Contexte de la tempête
En novembre 2025, plusieurs éruptions massives de matière solaire ont percuté la magnétosphère terrestre. Le phénomène a généré une aurore visible jusqu’aux latitudes basses et, simultanément, un courant d’électrons et de protons qui a pénétré l’ionosphère nord‑américaine. Les chercheurs d’Aerospace Corporation, dirigés par Endawoke Yizengaw, ont analysé les relevés de caméras aurorales et d’un réseau de récepteurs GNSS répartis sur le continent.
Mécanismes d'ionosphère et scintillation
Le choc a produit une bande d’augmentation de densité électronique s’étendant d’environ 80 ° à 120 ° W, presque d’un bord à l’autre du pays. Le gradient de densité le long du bord de cette bande a favorisé la formation d’irregularités de petite échelle. Ces structures modifient le indice de réfraction radio, provoquant une scintillation d’amplitude : les signaux GNSS subissent des fluctuations rapides d’intensité avant d’atteindre le récepteur au sol. La scintillation d’amplitude, habituellement confinée aux zones polaires ou équatoriales, a ainsi été observée sur une vaste portion des latitudes moyennes.

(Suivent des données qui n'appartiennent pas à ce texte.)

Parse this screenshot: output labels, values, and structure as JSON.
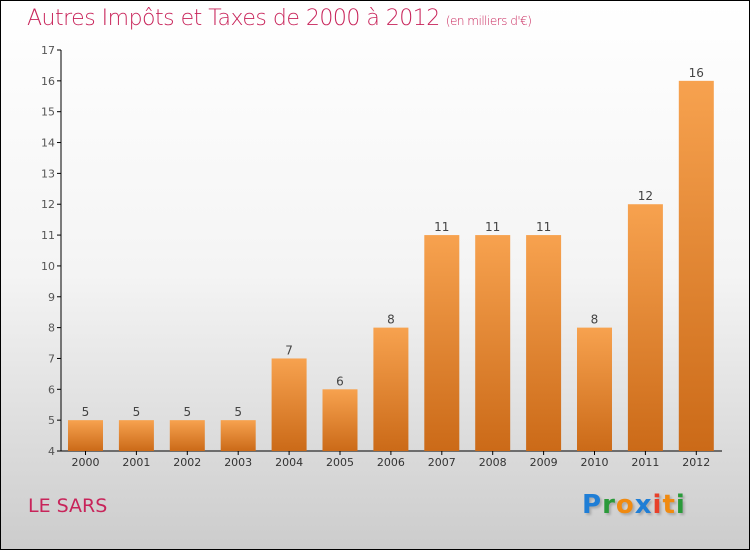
{
  "title": "Autres Impôts et Taxes de 2000 à 2012",
  "unit": "(en milliers d'€)",
  "city": "LE SARS",
  "logo": "Proxiti",
  "colors": {
    "bar_top": "#f7a24f",
    "bar_bottom": "#d06d1a",
    "title": "#c8245a"
  },
  "chart_data": {
    "type": "bar",
    "title": "Autres Impôts et Taxes de 2000 à 2012",
    "ylabel": "(en milliers d'€)",
    "categories": [
      "2000",
      "2001",
      "2002",
      "2003",
      "2004",
      "2005",
      "2006",
      "2007",
      "2008",
      "2009",
      "2010",
      "2011",
      "2012"
    ],
    "values": [
      5,
      5,
      5,
      5,
      7,
      6,
      8,
      11,
      11,
      11,
      8,
      12,
      16
    ],
    "ylim": [
      4,
      17
    ],
    "yticks": [
      4,
      5,
      6,
      7,
      8,
      9,
      10,
      11,
      12,
      13,
      14,
      15,
      16,
      17
    ]
  }
}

Conséquences sur les systèmes GNSS
Les mesures indiquent que, pendant le pic de l’aurore, les erreurs de positionnement horizontal ont dépassé 10 m (33 ft) dans plusieurs régions. Une telle dérive compromet les applications qui exigent une localisation centimétrique, notamment les véhicules autonomes et les machines agricoles de précision. Pour référence, la tempête solaire de mai 2024, qui a coïncidé avec la saison des cultures, a coûté environ 500 M$ à l’agriculture américaine en raison de perturbations similaires, bien que les écarts de position étaient moins étendus géographiquement.
Perspectives de prévision
Les auteurs soulignent que la modélisation physique des flux d’énergie aurorale, de la vitesse d’expansion et des tailles d’échelle de précipitation est indispensable pour anticiper la génération d’irregularités ionosphériques. En intégrant les observations en temps réel des caméras aurorales et des réseaux GNSS, les modèles peuvent améliorer la prévision des scintillations à moyenne latitude. Une meilleure anticipation permettrait de déclencher des stratégies d’atténuation, comme le basculement vers des fréquences moins sensibles ou l’application de corrections différentielles, réduisant ainsi l’impact sur les infrastructures critiques.